I move on to the question of the impact—the cost, as the noble Lord, Lord Stevenson, put it. After exit, the responsibilities for UK manufacturers or a business sourcing textile products from UK manufacturers, or importing them from outside, will remain the same; it will be the same for manufacturers. Anyone importing products from manufacturers in the UK would be putting a textile product on the market and so would become responsible for ensuring that it contains the appropriate label or marking and that it is accurate according to the retained EU regulation. The practical impact of this will be limited. I think any impact on business will fall far below £5 million annually and, as a result, we do not believe that a full impact assessment is necessary.

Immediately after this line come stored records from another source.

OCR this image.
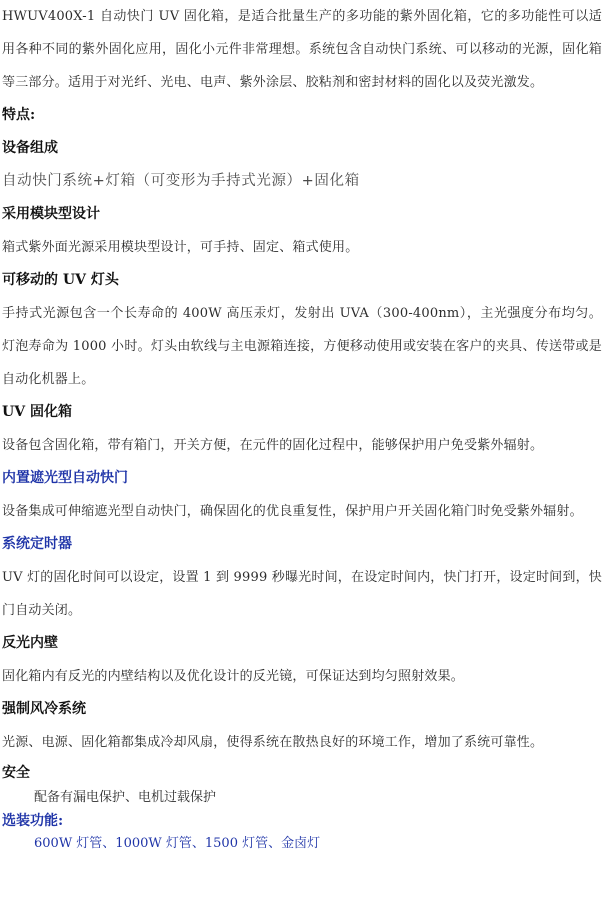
HWUV400X-1 自动快门 UV 固化箱，是适合批量生产的多功能的紫外固化箱，它的多功能性可以适用各种不同的紫外固化应用，固化小元件非常理想。系统包含自动快门系统、可以移动的光源，固化箱等三部分。适用于对光纤、光电、电声、紫外涂层、胶粘剂和密封材料的固化以及荧光激发。

特点:

设备组成

自动快门系统+灯箱（可变形为手持式光源）+固化箱

采用模块型设计

箱式紫外面光源采用模块型设计，可手持、固定、箱式使用。

可移动的 UV 灯头

手持式光源包含一个长寿命的 400W 高压汞灯，发射出 UVA（300-400nm），主光强度分布均匀。灯泡寿命为 1000 小时。灯头由软线与主电源箱连接，方便移动使用或安装在客户的夹具、传送带或是自动化机器上。

UV 固化箱

设备包含固化箱，带有箱门，开关方便，在元件的固化过程中，能够保护用户免受紫外辐射。

内置遮光型自动快门

设备集成可伸缩遮光型自动快门，确保固化的优良重复性，保护用户开关固化箱门时免受紫外辐射。

系统定时器

UV 灯的固化时间可以设定，设置 1 到 9999 秒曝光时间，在设定时间内，快门打开，设定时间到，快门自动关闭。

反光内壁

固化箱内有反光的内壁结构以及优化设计的反光镜，可保证达到均匀照射效果。

强制风冷系统

光源、电源、固化箱都集成冷却风扇，使得系统在散热良好的环境工作，增加了系统可靠性。

安全

配备有漏电保护、电机过载保护

选装功能:

600W 灯管、1000W 灯管、1500 灯管、金卤灯
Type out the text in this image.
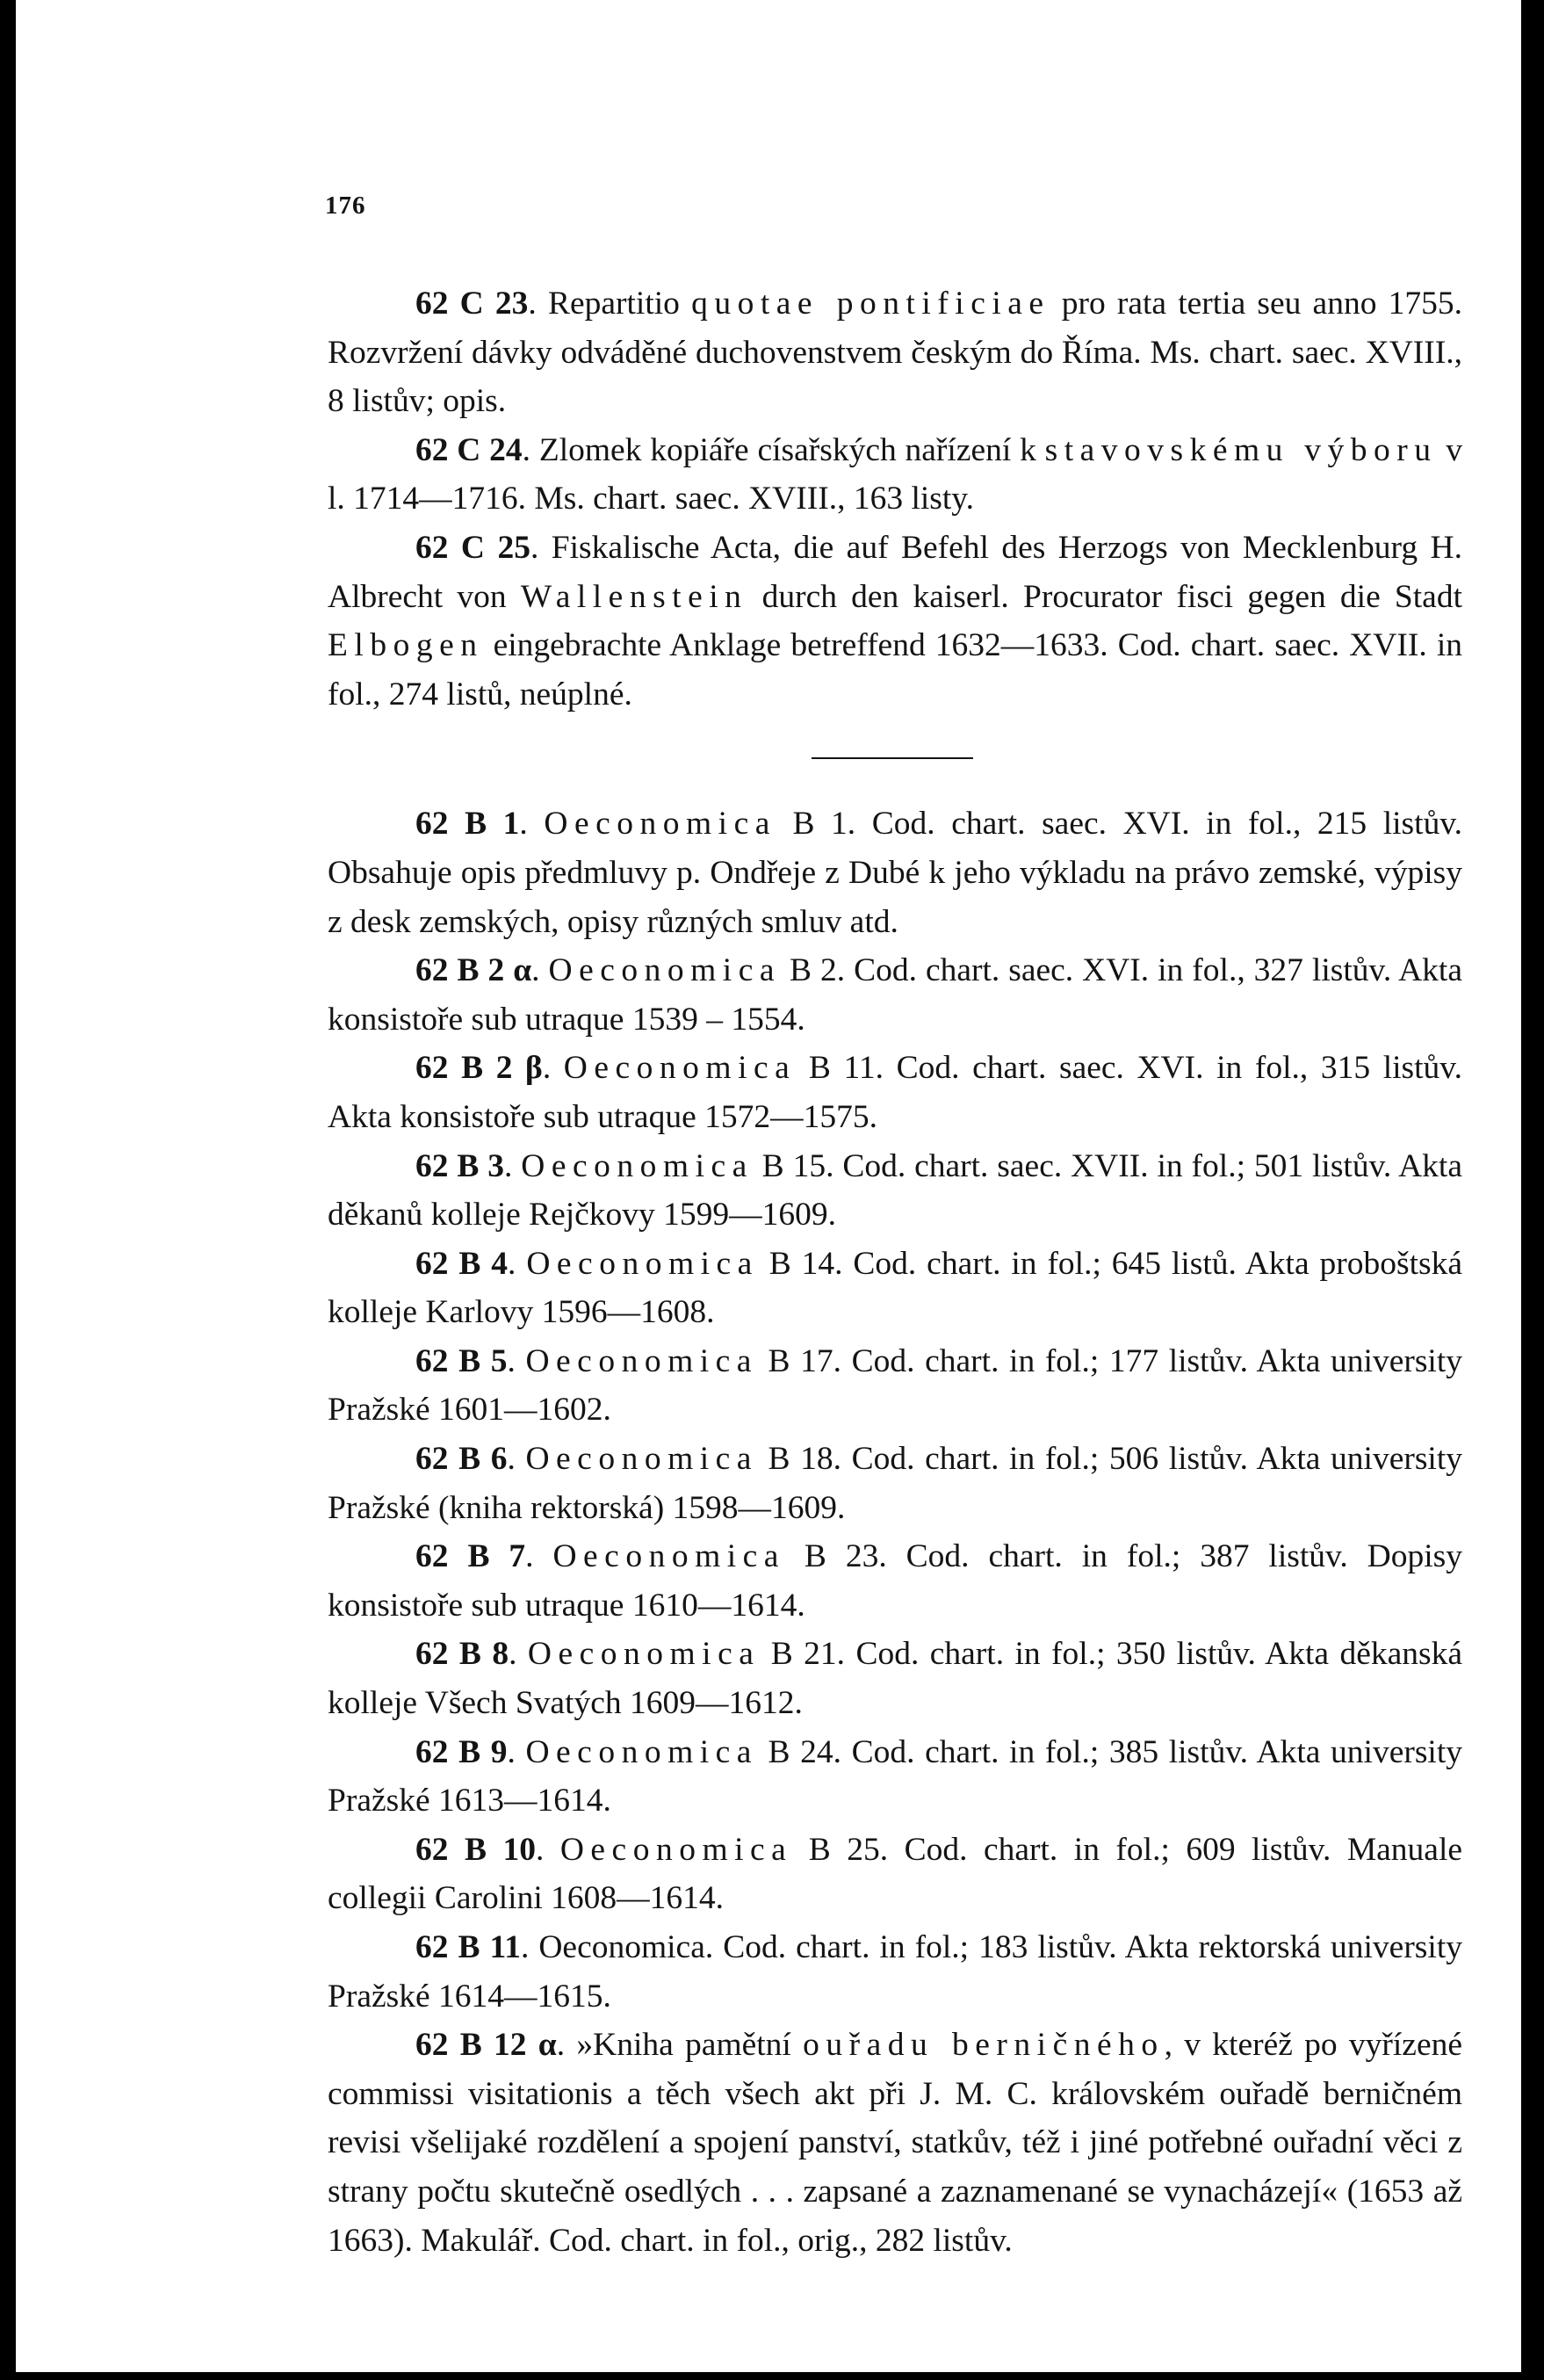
176

62 C 23. Repartitio quotae pontificiae pro rata tertia seu anno 1755. Rozvržení dávky odváděné duchovenstvem českým do Říma. Ms. chart. saec. XVIII., 8 listův; opis.

62 C 24. Zlomek kopiáře císařských nařízení k stavovskému výboru v l. 1714—1716. Ms. chart. saec. XVIII., 163 listy.

62 C 25. Fiskalische Acta, die auf Befehl des Herzogs von Mecklenburg H. Albrecht von Wallenstein durch den kaiserl. Procurator fisci gegen die Stadt Elbogen eingebrachte Anklage betreffend 1632—1633. Cod. chart. saec. XVII. in fol., 274 listů, neúplné.

62 B 1. Oeconomica B 1. Cod. chart. saec. XVI. in fol., 215 listův. Obsahuje opis předmluvy p. Ondřeje z Dubé k jeho výkladu na právo zemské, výpisy z desk zemských, opisy různých smluv atd.

62 B 2 α. Oeconomica B 2. Cod. chart. saec. XVI. in fol., 327 listův. Akta konsistoře sub utraque 1539 – 1554.

62 B 2 β. Oeconomica B 11. Cod. chart. saec. XVI. in fol., 315 listův. Akta konsistoře sub utraque 1572—1575.

62 B 3. Oeconomica B 15. Cod. chart. saec. XVII. in fol.; 501 listův. Akta děkanů kolleje Rejčkovy 1599—1609.

62 B 4. Oeconomica B 14. Cod. chart. in fol.; 645 listů. Akta proboštská kolleje Karlovy 1596—1608.

62 B 5. Oeconomica B 17. Cod. chart. in fol.; 177 listův. Akta university Pražské 1601—1602.

62 B 6. Oeconomica B 18. Cod. chart. in fol.; 506 listův. Akta university Pražské (kniha rektorská) 1598—1609.

62 B 7. Oeconomica B 23. Cod. chart. in fol.; 387 listův. Dopisy konsistoře sub utraque 1610—1614.

62 B 8. Oeconomica B 21. Cod. chart. in fol.; 350 listův. Akta děkanská kolleje Všech Svatých 1609—1612.

62 B 9. Oeconomica B 24. Cod. chart. in fol.; 385 listův. Akta university Pražské 1613—1614.

62 B 10. Oeconomica B 25. Cod. chart. in fol.; 609 listův. Manuale collegii Carolini 1608—1614.

62 B 11. Oeconomica. Cod. chart. in fol.; 183 listův. Akta rektorská university Pražské 1614—1615.

62 B 12 α. »Kniha pamětní ouřadu berničného, v kteréž po vyřízené commissi visitationis a těch všech akt při J. M. C. královském ouřadě berničném revisi všelijaké rozdělení a spojení panství, statkův, též i jiné potřebné ouřadní věci z strany počtu skutečně osedlých . . . zapsané a zaznamenané se vynacházejí« (1653 až 1663). Makulář. Cod. chart. in fol., orig., 282 listův.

On exit day, UK and EU labelling laws will remain highly aligned. Textile products imported from the EU will therefore be compliant with the shared requirements and the saved EU regulation does not mandate any costly technical testing or the production of documentation as proof of compliance. Similarly, there would be no administrative costs at the border to demonstrate compliance. Many businesses already undertake compliance activities as part of their due diligence programmes. That includes asking for proof of fibre composition or procuring their own fibre composition test. As a result, it is unlikely that businesses would need to put in place additional checks to demonstrate compliance with the saved EU regulation. The Government will, in due course, provide further guidance to businesses to ensure that they have understood the requirements of the saved EU regulation.

The noble Lord, Lord Fox, asked about applications for new fibres. Businesses wishing to introduce a new textile fibre name or manufacturing tolerance will be able to make this application to the Secretary of State. The Government will, in due course, publish further guidance, including the process by which the Secretary of State will assess the various applications. Lastly, I was asked: will businesses have to apply to both the United Kingdom and the European Commission to have a new fibre name approved for both UK and EU markets? Yes, in a no-deal scenario, it will no longer be appropriate for the European Commission to approve new textile fibres which can be made available on the EU market and therefore they will have to apply to both. I hope that will not be an onerous burden.

As I said, I remain optimistic, as always, that we will reach an agreement with the European Union, but it is important and prudent to have a regulatory and legislative framework in place should we leave without a deal. That is entirely what this instrument ensures.